I’m sensing a pattern, here: To LaPierre and the N.R.A., literal violence is less of a problem than fictional descriptions of violence; and devices whose only purpose is to kill, maim, and destroy are less of a problem than depictions of their use, especially made-up ones, with those that critically analyze their consequences, I assume, being the worst.

Ironically, LaPierre’s complaints about “fantasy violence” didn’t stop him from indulging in some violent fantasies of his own, even in the midst of his denunciations. I’m talking about the one we’ve heard before, where a courageous gun enthusiast sighs while drawing his katana concealed pistol, then calmly shoots the crazy guy indiscriminately spraying bullets at anything that moves, followed by everyone in the theater standing up and clapping.

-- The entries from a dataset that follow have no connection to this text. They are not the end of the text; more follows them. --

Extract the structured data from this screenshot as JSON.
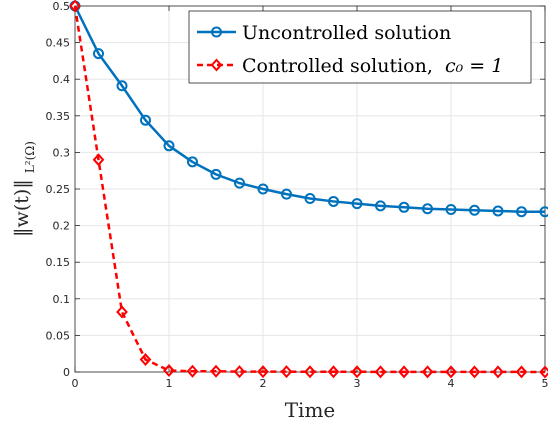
{
  "chart_data": {
    "type": "line",
    "xlabel": "Time",
    "ylabel": "‖w(t)‖",
    "ylabel_sub": "L²(Ω)",
    "xlim": [
      0,
      5
    ],
    "ylim": [
      0,
      0.5
    ],
    "xticks": [
      0,
      1,
      2,
      3,
      4,
      5
    ],
    "yticks": [
      0,
      0.05,
      0.1,
      0.15,
      0.2,
      0.25,
      0.3,
      0.35,
      0.4,
      0.45,
      0.5
    ],
    "grid": true,
    "legend_position": "top-right",
    "series": [
      {
        "name": "Uncontrolled solution",
        "color": "#0072BD",
        "line_style": "solid",
        "marker": "circle",
        "x": [
          0,
          0.25,
          0.5,
          0.75,
          1,
          1.25,
          1.5,
          1.75,
          2,
          2.25,
          2.5,
          2.75,
          3,
          3.25,
          3.5,
          3.75,
          4,
          4.25,
          4.5,
          4.75,
          5
        ],
        "y": [
          0.5,
          0.435,
          0.391,
          0.344,
          0.309,
          0.287,
          0.27,
          0.258,
          0.25,
          0.243,
          0.237,
          0.233,
          0.23,
          0.227,
          0.225,
          0.223,
          0.222,
          0.221,
          0.22,
          0.219,
          0.219
        ]
      },
      {
        "name": "Controlled solution,",
        "name_math": "c₀ = 1",
        "color": "#FF0000",
        "line_style": "dashed",
        "marker": "diamond",
        "x": [
          0,
          0.25,
          0.5,
          0.75,
          1,
          1.25,
          1.5,
          1.75,
          2,
          2.25,
          2.5,
          2.75,
          3,
          3.25,
          3.5,
          3.75,
          4,
          4.25,
          4.5,
          4.75,
          5
        ],
        "y": [
          0.5,
          0.29,
          0.082,
          0.017,
          0.002,
          0.001,
          0.001,
          0.0005,
          0.0005,
          0.0005,
          0.0003,
          0.0003,
          0.0003,
          0.0002,
          0.0002,
          0.0002,
          0.0002,
          0.0001,
          0.0001,
          0.0001,
          0
        ]
      }
    ]
  }
}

Because when I think, “mentally unbalanced attacker who’s likely resigned to commit suicide already,” I also think, “guy who will probably be deterred by the prospect of his own death.”

This fantasy comes up anytime we have a situation like Sandy Hook or Aurora, but it rarely has any basis in reality, and when it does, the “courageous gun enthusiast” usually turns out to be like George Zimmerman.

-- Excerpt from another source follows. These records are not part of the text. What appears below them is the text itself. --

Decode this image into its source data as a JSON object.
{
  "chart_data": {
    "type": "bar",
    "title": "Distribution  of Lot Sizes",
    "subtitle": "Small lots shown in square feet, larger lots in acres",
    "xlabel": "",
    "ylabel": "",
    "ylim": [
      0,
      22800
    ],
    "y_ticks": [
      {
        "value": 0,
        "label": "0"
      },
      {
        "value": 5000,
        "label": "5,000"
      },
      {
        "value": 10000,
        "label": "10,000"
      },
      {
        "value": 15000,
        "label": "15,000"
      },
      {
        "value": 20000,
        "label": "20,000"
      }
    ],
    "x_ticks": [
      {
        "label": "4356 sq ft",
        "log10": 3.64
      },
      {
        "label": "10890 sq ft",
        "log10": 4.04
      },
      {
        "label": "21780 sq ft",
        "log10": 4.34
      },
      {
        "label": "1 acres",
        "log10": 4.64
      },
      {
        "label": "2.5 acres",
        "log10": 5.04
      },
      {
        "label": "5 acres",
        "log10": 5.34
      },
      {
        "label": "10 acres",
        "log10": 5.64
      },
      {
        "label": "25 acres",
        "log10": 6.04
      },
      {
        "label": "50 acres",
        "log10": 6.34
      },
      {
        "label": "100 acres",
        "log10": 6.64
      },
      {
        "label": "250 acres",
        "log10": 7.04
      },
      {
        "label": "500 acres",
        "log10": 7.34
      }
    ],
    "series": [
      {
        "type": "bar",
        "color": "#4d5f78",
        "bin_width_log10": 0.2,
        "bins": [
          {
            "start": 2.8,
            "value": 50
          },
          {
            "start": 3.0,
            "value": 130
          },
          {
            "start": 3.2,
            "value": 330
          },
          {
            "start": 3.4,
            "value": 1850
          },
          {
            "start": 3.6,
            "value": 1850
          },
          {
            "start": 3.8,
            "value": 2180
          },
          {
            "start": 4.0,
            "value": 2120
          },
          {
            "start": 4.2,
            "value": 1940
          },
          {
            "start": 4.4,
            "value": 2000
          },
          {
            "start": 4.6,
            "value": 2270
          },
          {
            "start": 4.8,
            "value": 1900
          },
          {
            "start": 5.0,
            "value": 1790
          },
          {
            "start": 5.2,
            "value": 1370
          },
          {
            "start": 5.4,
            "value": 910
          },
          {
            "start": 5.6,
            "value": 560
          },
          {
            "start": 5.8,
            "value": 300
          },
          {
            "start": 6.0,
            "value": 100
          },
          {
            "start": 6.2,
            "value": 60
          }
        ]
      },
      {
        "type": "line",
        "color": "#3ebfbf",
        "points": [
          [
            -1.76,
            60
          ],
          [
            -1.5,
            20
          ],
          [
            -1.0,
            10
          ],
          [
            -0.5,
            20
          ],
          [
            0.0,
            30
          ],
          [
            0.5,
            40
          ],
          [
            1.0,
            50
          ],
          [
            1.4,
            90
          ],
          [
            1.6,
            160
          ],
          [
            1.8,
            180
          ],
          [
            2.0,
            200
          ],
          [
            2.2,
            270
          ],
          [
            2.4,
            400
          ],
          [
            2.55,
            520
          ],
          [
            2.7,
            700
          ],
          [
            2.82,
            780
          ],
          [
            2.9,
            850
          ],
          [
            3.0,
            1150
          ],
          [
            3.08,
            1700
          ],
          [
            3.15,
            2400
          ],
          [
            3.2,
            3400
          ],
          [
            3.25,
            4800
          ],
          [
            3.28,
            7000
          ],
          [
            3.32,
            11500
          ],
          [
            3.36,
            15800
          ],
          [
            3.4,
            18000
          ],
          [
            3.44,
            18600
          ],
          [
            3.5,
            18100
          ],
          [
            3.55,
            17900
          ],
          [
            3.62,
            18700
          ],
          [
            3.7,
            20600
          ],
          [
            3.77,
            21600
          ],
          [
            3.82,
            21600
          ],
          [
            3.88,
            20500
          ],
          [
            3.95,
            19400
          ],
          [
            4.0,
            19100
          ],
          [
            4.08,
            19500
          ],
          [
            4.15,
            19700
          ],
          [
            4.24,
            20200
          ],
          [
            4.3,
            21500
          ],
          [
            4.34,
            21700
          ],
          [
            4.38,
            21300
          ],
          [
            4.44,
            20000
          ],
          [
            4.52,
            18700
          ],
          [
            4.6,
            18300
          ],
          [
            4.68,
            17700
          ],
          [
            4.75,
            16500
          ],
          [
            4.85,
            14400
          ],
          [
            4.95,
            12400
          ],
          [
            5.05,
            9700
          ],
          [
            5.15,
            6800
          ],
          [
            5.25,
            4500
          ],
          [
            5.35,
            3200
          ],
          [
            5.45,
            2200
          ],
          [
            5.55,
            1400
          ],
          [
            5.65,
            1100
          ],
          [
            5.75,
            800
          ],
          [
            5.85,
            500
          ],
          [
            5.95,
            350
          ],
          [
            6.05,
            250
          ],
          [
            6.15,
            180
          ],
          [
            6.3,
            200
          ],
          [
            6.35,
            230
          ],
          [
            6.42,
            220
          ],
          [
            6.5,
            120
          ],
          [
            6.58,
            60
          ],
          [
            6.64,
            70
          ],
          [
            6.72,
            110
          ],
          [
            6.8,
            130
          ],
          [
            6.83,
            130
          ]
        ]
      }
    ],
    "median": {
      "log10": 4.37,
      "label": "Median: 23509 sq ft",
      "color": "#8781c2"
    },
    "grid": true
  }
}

The N.R.A. is an organization of terrified simpletons, with a black-and-white view of the world where everyone is either a “good guy with a gun,” or a “bad guy with a gun” – I’m not even exaggerating this last part, Wayne LaPierre said it in those exact words! They imagine themselves to be John McClane, and anyone else who isn’t his ex-wife-in-distress is Hans Gruber. The thought wouldn’t occur to them that they might be the “bad guys,” because to them, “good guys” are the ones who always make the right choice when acting primarily (or even solely) on emotion.

And what was their primary emotional response to the tragedy? Why, the same as the main conclusion of LaPierre’s speech: NOT ENOUGH GUNS, NEED MORE GUNS. Some of them were already in the throes of that response due to the shooting that preceded Sandy Hook on the other side of the country, in a mall in Portland, Oregon.

So when they got home, and heard about events in Connecticut, their minds immediately turned not to the victims, not to their own families or children, but once again to their guns, apparently forgetting they just hauled home an arsenal, like some kind of paranoid, violent Alzheimer’s patients with delusions of overthrowing the federal government. And so back to the gun stores they went, driving record sales of firearms and ammunition because this, this was just the opportunity Obama was waiting for to finally take their gerns!!!

This entry was posted on Friday, December 21st, 2012 at 11:49 pm and is filed under Cartoons & Commentary. You can follow any responses to this entry through the RSS 2.0 feed. You can leave a response, or trackback from your own site.

One Response to “Priorities”

In a sense, I think LaPierre’s speech was pretty brilliant. I mean, yes, practically everything he said was insane, deceptive at best, and blatant lying at worst, but I think that was the point. It wasn’t about convincing anyone about anything. It was merely changing the topic. People were talking about gun control, so he simply changes the topic to the old “violence in the media causes real violence!” Basically disproven time and time again? Yes. A cheap tactic? Yes. Will it fail to convince anyone with any understanding of statistics or any familiarity with the subjects? Yes. But does it distract people from the real issues? Yes.